Friday, March 9, 2012

A Small Measure of Peace

It is probably obvious to anyone who reads my blog, or my Facebook posts, or especially my tweets, that I have been on a gigantic roller coaster for months. My ups and downs have been epic. There haven't been a lot of in-betweens. 


I have been trying to work through a particular situation I have found myself in. In November, you may have caught a blog about losing a friend. Well, this situation was indirectly, or perhaps directly responsible for the loss. My friend didn't really approve. I really think when it still wasn't resolved after two months, she couldn't deal with it. It has been over six months now, and nothing much has changed. Except everything has changed. For better or worse, I think resolution will come soon. In some ways I don't want resolution, but mainly because I'm a coward who would rather stay with the status quo than risk making a change. At least in the case.

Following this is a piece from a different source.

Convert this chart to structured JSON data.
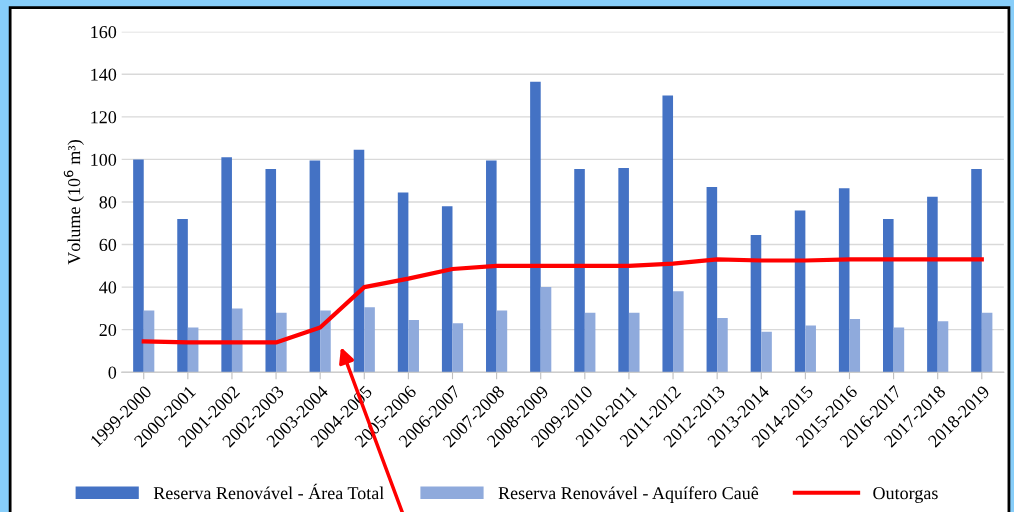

Last night I prayed about it. This is not something I do very often, and talk about even less. I pray for others. Usually small, quick prayers. I rarely let it all out there. I actually have prayed very little since my mom died. I think I prayed when I was trying to quit smoking, and when I was pondering the decision to accept the job in San Antonio. Other than that, I don't really remember much. I prayed a little last summer, as I do at times, to help me figure out if I was doing the right thing. That particular prayer is one that has been reoccurring most of my life. The funny thing is that it was answered in a way it had never been before. Seriously I've asked for the same thing at various points in my life, and last summer was the first time I got an answer. It led me to where I am right now.


I have been troubled this week for a few reasons. After a few events this week, my worry and self-doubt have escalated. I'm perplexed and frightened and unsure. And I did all I could do, and now I get to wait. I am doubtful the outcome I desire will happen, as much as I would like it to occur. I'm afraid to get my hopes up as I don't want to be shattered. I'm in turmoil. 


Last night I handed my worry over to the only one capable of handling it - GOD. I prayed for the strength to let go of my worry. I prayed for resolution and a small measure of peace. I can't worry about it anymore. I have so much worry in my life, I need to learn to let go. I know that isn't completely possible, but I feel more at peace then I have in a long time.